Though the U.S. military buys much of the equipment for the Afghan army — from boots and socks to M16s and armored Humvees — it’s still not known whether a U.S. military logistician bought the counterfeit tourniquets, said Lt. Col. Douglas Hodge, department head of the Department of Defense’s Joint Medical Test and Evaluation program in Alexandria, Va.
“It could have been an embassy person or an Afghan army or Afghan police contracting official,” Hodge said. “We just don’t know.”
Recently, a fake Special Operations Forces Tactical Tourniquet was discovered in Afghanistan by the manufacturer Tactical Medical Solutions, but Hodge said he and his team are still searching for information about this tourniquet and how it was discovered. An alert was also sent out in April about a Hong Kong company that had started selling tourniquets that mimic the appearance of the Combat Application Tourniquet, including the copyright markings on the back of the buckle.
“We’ve found maybe four or five (companies) that appear to make similar devices or direct copies,” Hodge said.
The only way the counterfeit tourniquets could have ended up in Afghanistan is someone bought the ersatz items outside of approved Department of Defense channels, said Maj.
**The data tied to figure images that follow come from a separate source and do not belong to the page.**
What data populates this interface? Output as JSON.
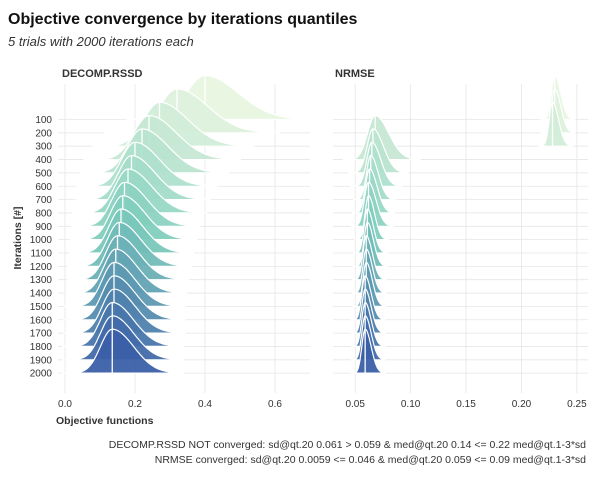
{
  "chart_data": {
    "type": "ridgeline",
    "title": "Objective convergence by iterations quantiles",
    "subtitle": "5 trials with 2000 iterations each",
    "xlabel": "Objective functions",
    "ylabel": "Iterations [#]",
    "y_categories": [
      "100",
      "200",
      "300",
      "400",
      "500",
      "600",
      "700",
      "800",
      "900",
      "1000",
      "1100",
      "1200",
      "1300",
      "1400",
      "1500",
      "1600",
      "1700",
      "1800",
      "1900",
      "2000"
    ],
    "colors": {
      "start": "#e8f5e0",
      "mid": "#7ccdbb",
      "end": "#3b5fa8"
    },
    "facets": [
      {
        "name": "DECOMP.RSSD",
        "xlim": [
          -0.02,
          0.7
        ],
        "xticks": [
          0.0,
          0.2,
          0.4,
          0.6
        ],
        "xtick_labels": [
          "0.0",
          "0.2",
          "0.4",
          "0.6"
        ],
        "medians": [
          0.4,
          0.32,
          0.27,
          0.24,
          0.22,
          0.2,
          0.19,
          0.18,
          0.17,
          0.165,
          0.16,
          0.155,
          0.15,
          0.145,
          0.14,
          0.14,
          0.14,
          0.135,
          0.135,
          0.135
        ],
        "spreads": [
          0.07,
          0.065,
          0.06,
          0.058,
          0.055,
          0.052,
          0.05,
          0.05,
          0.048,
          0.047,
          0.046,
          0.046,
          0.045,
          0.045,
          0.045,
          0.045,
          0.045,
          0.045,
          0.045,
          0.045
        ]
      },
      {
        "name": "NRMSE",
        "xlim": [
          0.03,
          0.26
        ],
        "xticks": [
          0.05,
          0.1,
          0.15,
          0.2,
          0.25
        ],
        "xtick_labels": [
          "0.05",
          "0.10",
          "0.15",
          "0.20",
          "0.25"
        ],
        "medians": [
          0.23,
          0.23,
          0.228,
          0.068,
          0.066,
          0.065,
          0.064,
          0.063,
          0.062,
          0.062,
          0.061,
          0.061,
          0.06,
          0.06,
          0.06,
          0.059,
          0.059,
          0.059,
          0.059,
          0.059
        ],
        "spreads": [
          0.004,
          0.004,
          0.004,
          0.009,
          0.007,
          0.006,
          0.005,
          0.005,
          0.005,
          0.004,
          0.004,
          0.004,
          0.004,
          0.004,
          0.004,
          0.004,
          0.004,
          0.004,
          0.004,
          0.004
        ]
      }
    ],
    "caption_lines": [
      "DECOMP.RSSD NOT converged: sd@qt.20 0.061 > 0.059 & med@qt.20 0.14 <= 0.22 med@qt.1-3*sd",
      "NRMSE converged: sd@qt.20 0.0059 <= 0.046 & med@qt.20 0.059 <= 0.09 med@qt.1-3*sd"
    ]
  }
}
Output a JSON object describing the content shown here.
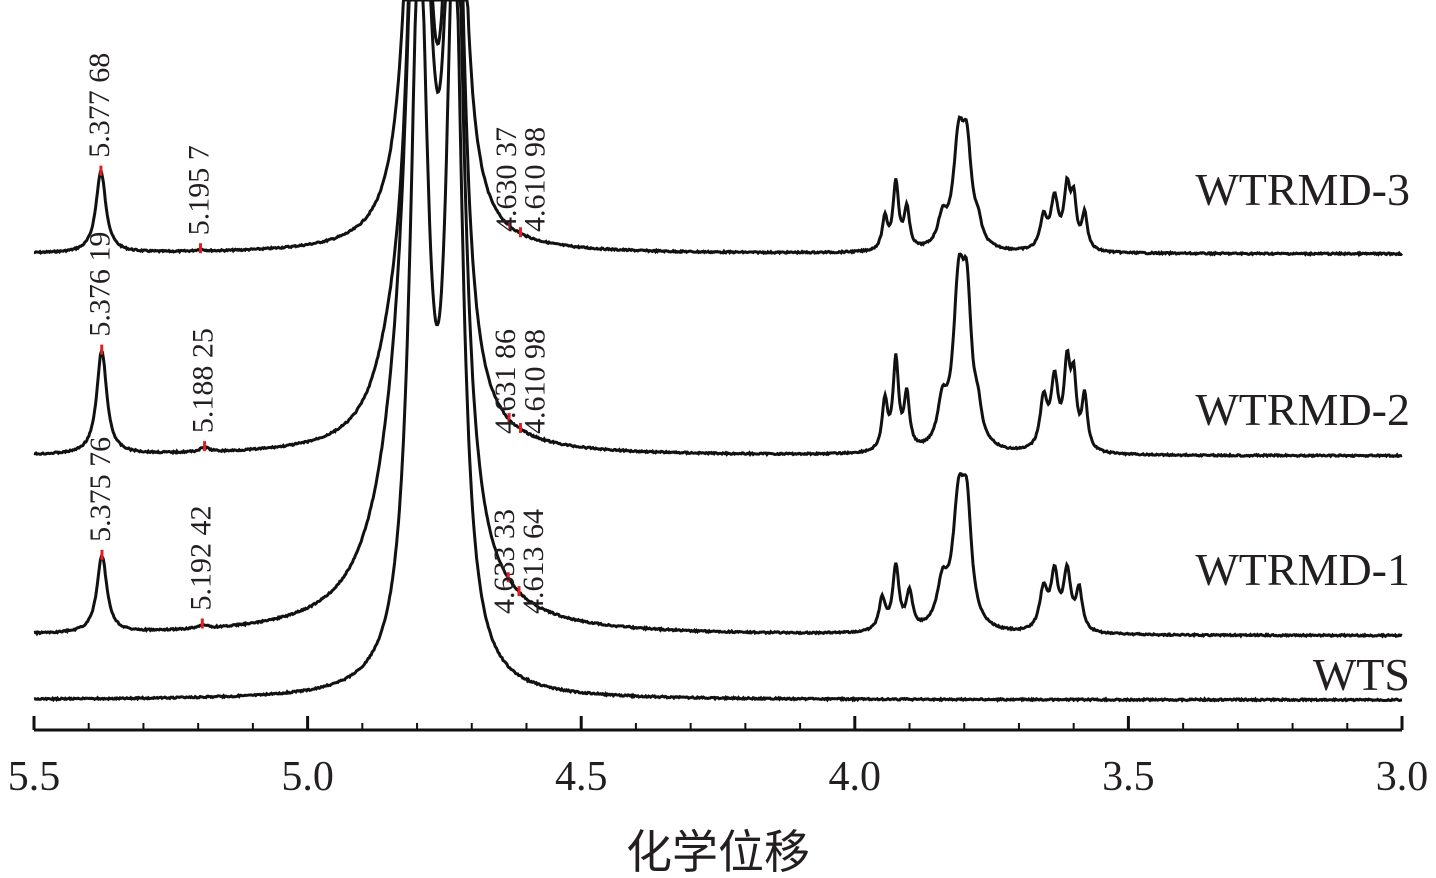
{
  "chart_data": {
    "type": "line",
    "xlabel": "化学位移",
    "xlim": [
      5.5,
      3.0
    ],
    "xaxis_reversed": true,
    "xticks": [
      "5.5",
      "5.0",
      "4.5",
      "4.0",
      "3.5",
      "3.0"
    ],
    "grid": false,
    "colors": {
      "trace": "#111111",
      "marker": "#e02020",
      "text": "#231f20"
    },
    "series": [
      {
        "name": "WTRMD-3",
        "peaks": [
          {
            "ppm": 5.37768,
            "height": 0.9,
            "width": 0.011
          },
          {
            "ppm": 5.1957,
            "height": 0.02,
            "width": 0.01
          },
          {
            "ppm": 4.796,
            "height": 8.0,
            "width": 0.02
          },
          {
            "ppm": 4.732,
            "height": 8.0,
            "width": 0.016
          },
          {
            "ppm": 3.945,
            "height": 0.35,
            "width": 0.006
          },
          {
            "ppm": 3.925,
            "height": 0.75,
            "width": 0.006
          },
          {
            "ppm": 3.905,
            "height": 0.45,
            "width": 0.006
          },
          {
            "ppm": 3.84,
            "height": 0.3,
            "width": 0.01
          },
          {
            "ppm": 3.81,
            "height": 1.15,
            "width": 0.012
          },
          {
            "ppm": 3.795,
            "height": 0.95,
            "width": 0.01
          },
          {
            "ppm": 3.775,
            "height": 0.2,
            "width": 0.008
          },
          {
            "ppm": 3.655,
            "height": 0.35,
            "width": 0.008
          },
          {
            "ppm": 3.635,
            "height": 0.55,
            "width": 0.008
          },
          {
            "ppm": 3.612,
            "height": 0.65,
            "width": 0.007
          },
          {
            "ppm": 3.6,
            "height": 0.5,
            "width": 0.006
          },
          {
            "ppm": 3.58,
            "height": 0.4,
            "width": 0.006
          }
        ],
        "labels": [
          "5.377 68",
          "5.195 7",
          "4.630 37",
          "4.610 98"
        ]
      },
      {
        "name": "WTRMD-2",
        "peaks": [
          {
            "ppm": 5.37619,
            "height": 1.15,
            "width": 0.011
          },
          {
            "ppm": 5.18825,
            "height": 0.05,
            "width": 0.01
          },
          {
            "ppm": 4.845,
            "height": 0.5,
            "width": 0.04
          },
          {
            "ppm": 4.796,
            "height": 8.0,
            "width": 0.022
          },
          {
            "ppm": 4.732,
            "height": 8.0,
            "width": 0.018
          },
          {
            "ppm": 3.945,
            "height": 0.55,
            "width": 0.006
          },
          {
            "ppm": 3.925,
            "height": 1.0,
            "width": 0.006
          },
          {
            "ppm": 3.905,
            "height": 0.6,
            "width": 0.006
          },
          {
            "ppm": 3.84,
            "height": 0.45,
            "width": 0.01
          },
          {
            "ppm": 3.81,
            "height": 1.7,
            "width": 0.012
          },
          {
            "ppm": 3.795,
            "height": 1.4,
            "width": 0.01
          },
          {
            "ppm": 3.775,
            "height": 0.3,
            "width": 0.008
          },
          {
            "ppm": 3.655,
            "height": 0.55,
            "width": 0.008
          },
          {
            "ppm": 3.635,
            "height": 0.75,
            "width": 0.008
          },
          {
            "ppm": 3.612,
            "height": 0.9,
            "width": 0.007
          },
          {
            "ppm": 3.6,
            "height": 0.7,
            "width": 0.006
          },
          {
            "ppm": 3.58,
            "height": 0.6,
            "width": 0.006
          }
        ],
        "labels": [
          "5.376 19",
          "5.188 25",
          "4.631 86",
          "4.610 98"
        ]
      },
      {
        "name": "WTRMD-1",
        "peaks": [
          {
            "ppm": 5.37576,
            "height": 0.85,
            "width": 0.011
          },
          {
            "ppm": 5.19242,
            "height": 0.04,
            "width": 0.01
          },
          {
            "ppm": 4.82,
            "height": 1.5,
            "width": 0.06
          },
          {
            "ppm": 4.796,
            "height": 8.0,
            "width": 0.025
          },
          {
            "ppm": 4.732,
            "height": 8.0,
            "width": 0.02
          },
          {
            "ppm": 3.95,
            "height": 0.35,
            "width": 0.007
          },
          {
            "ppm": 3.925,
            "height": 0.7,
            "width": 0.007
          },
          {
            "ppm": 3.9,
            "height": 0.4,
            "width": 0.007
          },
          {
            "ppm": 3.84,
            "height": 0.45,
            "width": 0.012
          },
          {
            "ppm": 3.81,
            "height": 1.35,
            "width": 0.013
          },
          {
            "ppm": 3.795,
            "height": 1.1,
            "width": 0.01
          },
          {
            "ppm": 3.655,
            "height": 0.45,
            "width": 0.009
          },
          {
            "ppm": 3.635,
            "height": 0.6,
            "width": 0.008
          },
          {
            "ppm": 3.612,
            "height": 0.65,
            "width": 0.008
          },
          {
            "ppm": 3.59,
            "height": 0.45,
            "width": 0.007
          }
        ],
        "labels": [
          "5.375 76",
          "5.192 42",
          "4.633 33",
          "4.613 64"
        ]
      },
      {
        "name": "WTS",
        "peaks": [
          {
            "ppm": 4.796,
            "height": 8.0,
            "width": 0.02
          },
          {
            "ppm": 4.732,
            "height": 8.0,
            "width": 0.018
          }
        ],
        "labels": []
      }
    ]
  }
}
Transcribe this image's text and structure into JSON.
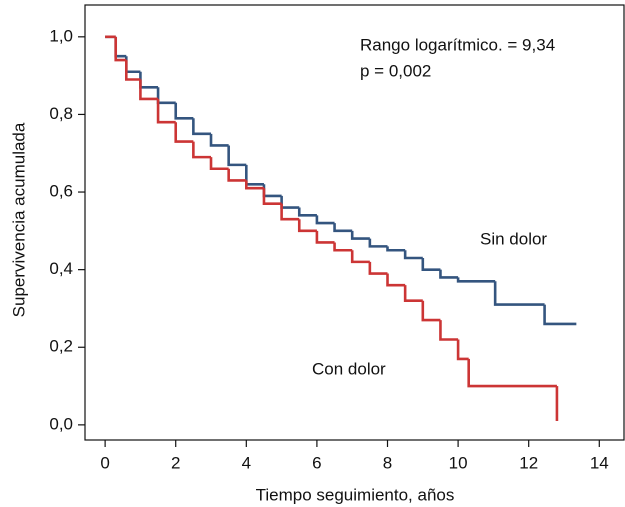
{
  "chart_data": {
    "type": "step",
    "xlabel": "Tiempo seguimiento, años",
    "ylabel": "Supervivencia acumulada",
    "annotations": [
      "Rango logarítmico. = 9,34",
      "p = 0,002"
    ],
    "xlim": [
      -0.57,
      14.7
    ],
    "ylim": [
      -0.039,
      1.082
    ],
    "xticks": [
      0,
      2,
      4,
      6,
      8,
      10,
      12,
      14
    ],
    "yticks": [
      {
        "value": 0,
        "label": "0,0"
      },
      {
        "value": 0.2,
        "label": "0,2"
      },
      {
        "value": 0.4,
        "label": "0,4"
      },
      {
        "value": 0.6,
        "label": "0,6"
      },
      {
        "value": 0.8,
        "label": "0,8"
      },
      {
        "value": 1,
        "label": "1,0"
      }
    ],
    "series": [
      {
        "name": "Sin dolor",
        "color": "#34557f",
        "x": [
          0,
          0.3,
          0.6,
          1,
          1.5,
          2,
          2.5,
          3,
          3.5,
          4,
          4.5,
          5,
          5.5,
          6,
          6.5,
          7,
          7.5,
          8,
          8.5,
          9,
          9.5,
          10,
          11.05,
          12.45,
          13.35
        ],
        "values": [
          1,
          0.95,
          0.91,
          0.87,
          0.83,
          0.79,
          0.75,
          0.72,
          0.67,
          0.62,
          0.59,
          0.56,
          0.54,
          0.52,
          0.5,
          0.48,
          0.46,
          0.45,
          0.43,
          0.4,
          0.38,
          0.37,
          0.31,
          0.26,
          0.26
        ]
      },
      {
        "name": "Con dolor",
        "color": "#cc3535",
        "x": [
          0,
          0.3,
          0.6,
          1,
          1.5,
          2,
          2.5,
          3,
          3.5,
          4,
          4.5,
          5,
          5.5,
          6,
          6.5,
          7,
          7.5,
          8,
          8.5,
          9,
          9.5,
          10,
          10.3,
          12.8
        ],
        "values": [
          1,
          0.94,
          0.89,
          0.84,
          0.78,
          0.73,
          0.69,
          0.66,
          0.63,
          0.61,
          0.57,
          0.53,
          0.5,
          0.47,
          0.45,
          0.42,
          0.39,
          0.36,
          0.32,
          0.27,
          0.22,
          0.17,
          0.1,
          0.01
        ]
      }
    ]
  }
}
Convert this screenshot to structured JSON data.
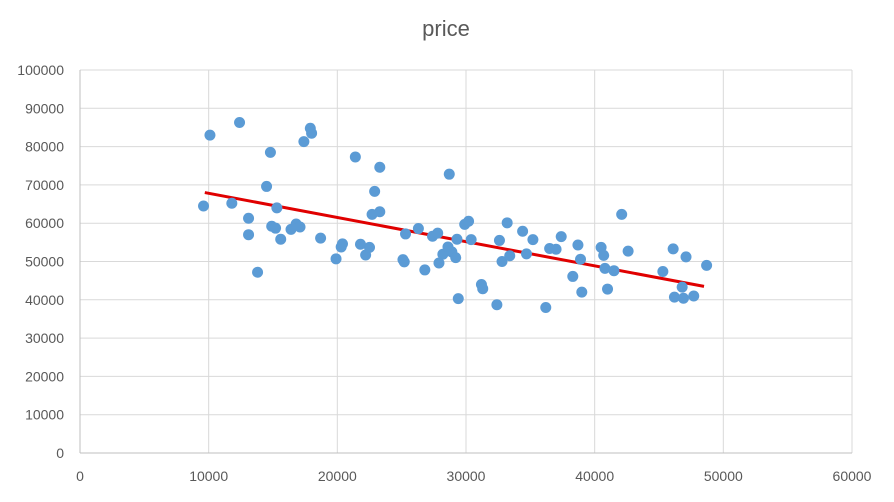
{
  "chart_data": {
    "type": "scatter",
    "title": "price",
    "xlabel": "",
    "ylabel": "",
    "xlim": [
      0,
      60000
    ],
    "ylim": [
      0,
      100000
    ],
    "x_ticks": [
      "0",
      "10000",
      "20000",
      "30000",
      "40000",
      "50000",
      "60000"
    ],
    "y_ticks": [
      "0",
      "10000",
      "20000",
      "30000",
      "40000",
      "50000",
      "60000",
      "70000",
      "80000",
      "90000",
      "100000"
    ],
    "grid": true,
    "legend": "none",
    "colors": {
      "points": "#5b9bd5",
      "trendline": "#e00000",
      "text": "#595959",
      "grid": "#d9d9d9"
    },
    "trendline": {
      "type": "linear",
      "x": [
        9700,
        48500
      ],
      "y": [
        68000,
        43500
      ]
    },
    "series": [
      {
        "points": [
          [
            9600,
            64500
          ],
          [
            10100,
            83000
          ],
          [
            11800,
            65200
          ],
          [
            12400,
            86300
          ],
          [
            13100,
            61300
          ],
          [
            13100,
            57000
          ],
          [
            13800,
            47200
          ],
          [
            14500,
            69600
          ],
          [
            14800,
            78500
          ],
          [
            14900,
            59200
          ],
          [
            15200,
            58700
          ],
          [
            15300,
            64000
          ],
          [
            15600,
            55800
          ],
          [
            16400,
            58400
          ],
          [
            16800,
            59800
          ],
          [
            17100,
            59000
          ],
          [
            17400,
            81300
          ],
          [
            17900,
            84800
          ],
          [
            18000,
            83500
          ],
          [
            18700,
            56100
          ],
          [
            19900,
            50700
          ],
          [
            20300,
            53800
          ],
          [
            20400,
            54600
          ],
          [
            21400,
            77300
          ],
          [
            21800,
            54500
          ],
          [
            22200,
            51700
          ],
          [
            22500,
            53700
          ],
          [
            22700,
            62300
          ],
          [
            22900,
            68300
          ],
          [
            23300,
            63000
          ],
          [
            23300,
            74600
          ],
          [
            25100,
            50500
          ],
          [
            25300,
            57200
          ],
          [
            25200,
            49900
          ],
          [
            26300,
            58600
          ],
          [
            26800,
            47800
          ],
          [
            27400,
            56600
          ],
          [
            27800,
            57400
          ],
          [
            27900,
            49600
          ],
          [
            28200,
            51900
          ],
          [
            28600,
            53800
          ],
          [
            28700,
            72800
          ],
          [
            28900,
            52500
          ],
          [
            29200,
            51000
          ],
          [
            29300,
            55800
          ],
          [
            29400,
            40300
          ],
          [
            29900,
            59700
          ],
          [
            30200,
            60500
          ],
          [
            30400,
            55700
          ],
          [
            31200,
            44000
          ],
          [
            31300,
            42900
          ],
          [
            32400,
            38700
          ],
          [
            32600,
            55500
          ],
          [
            32800,
            50000
          ],
          [
            33200,
            60100
          ],
          [
            33400,
            51500
          ],
          [
            34400,
            57900
          ],
          [
            34700,
            52000
          ],
          [
            35200,
            55700
          ],
          [
            36200,
            38000
          ],
          [
            36500,
            53400
          ],
          [
            37000,
            53200
          ],
          [
            37400,
            56500
          ],
          [
            38300,
            46100
          ],
          [
            38700,
            54300
          ],
          [
            38900,
            50600
          ],
          [
            39000,
            42000
          ],
          [
            40500,
            53700
          ],
          [
            40700,
            51600
          ],
          [
            40800,
            48200
          ],
          [
            41000,
            42800
          ],
          [
            41500,
            47600
          ],
          [
            42100,
            62300
          ],
          [
            42600,
            52700
          ],
          [
            45300,
            47400
          ],
          [
            46100,
            53300
          ],
          [
            46200,
            40700
          ],
          [
            46800,
            43300
          ],
          [
            46900,
            40400
          ],
          [
            47100,
            51200
          ],
          [
            47700,
            41000
          ],
          [
            48700,
            49000
          ]
        ]
      }
    ]
  }
}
Brandi Ritter, assistant department head of Joint Medical Test and Evaluation. The logisticians are given discretion to buy items outside official DOD channels as a way to get items faster and sometimes cheaper, Ritter said.
“The issue with the supply system is that it can be very frustrating when you are far forward,” she said. “The actual DOD system is very methodical, and it can take longer to get items than if you were to order directly from the company.”
But once logisticians buy items outside this system, it’s much more difficult to monitor quality. Both Ritter and Hodge said logisticians should buy tourniquets through approved DOD sources as a way to ensure authenticity.
“If you want to buy your Hershey bars from someone else, I guess that is OK,” Hodge said. “But I wouldn’t buy medical equipment from unapproved sources.”
All U.S. troops are issued a Combat Action Tourniquet prior to deployment. Slipped around a limb, the tourniquet’s nylon strap is cinched, and then a plastic bar on top is twisted, crimping the artery. When tightened, the tourniquet shuts off the flow of blood to the limb.
It has been proven that the Army’s CAT tourniquets save lives, and they have become big business recently as other emergency services, such as law enforcement agencies and ambulance services, stock up. “There’s a lot of money to be made,” Ritter said.
A Hong Kong company called World-Element purports that its tourniquets are meant for use in role-playing war games, such as paintball, or during training.
The tourniquets are sold on the company’s website for $8.50 each; authentic CATs cost about $30 apiece. The World-Element product is identical to the military’s tourniquet in almost every way, except for an important and potentially fatal distinction: the bar bends when twisted.
“The rod bends way too much. It’s like Gumby’s arms,” Kragh said. But unless you were an expert, he said, “you would have a tough time telling the difference. They have all the logos and the trademark items and instructions for use like a normal CAT, but they don’t work.”
Though it’s still not known whether the item was expressly intended as a counterfeit, Ritter pointed out that the company even duplicated the Defense Supply Center’s national stocking number, the most common way to identify the item. She said that the DOD is working with the U.S. Food and Drug Administration on a possible criminal investigation.
Ritter reminded troops that they should not be afraid to use their tourniquets, but they should be mindful about purchasing them online.
“The problem is,” she said, “You can Google CAT tourniquet and put the [national stocking number] in there, and you are going to get some of the counterfeit sites.”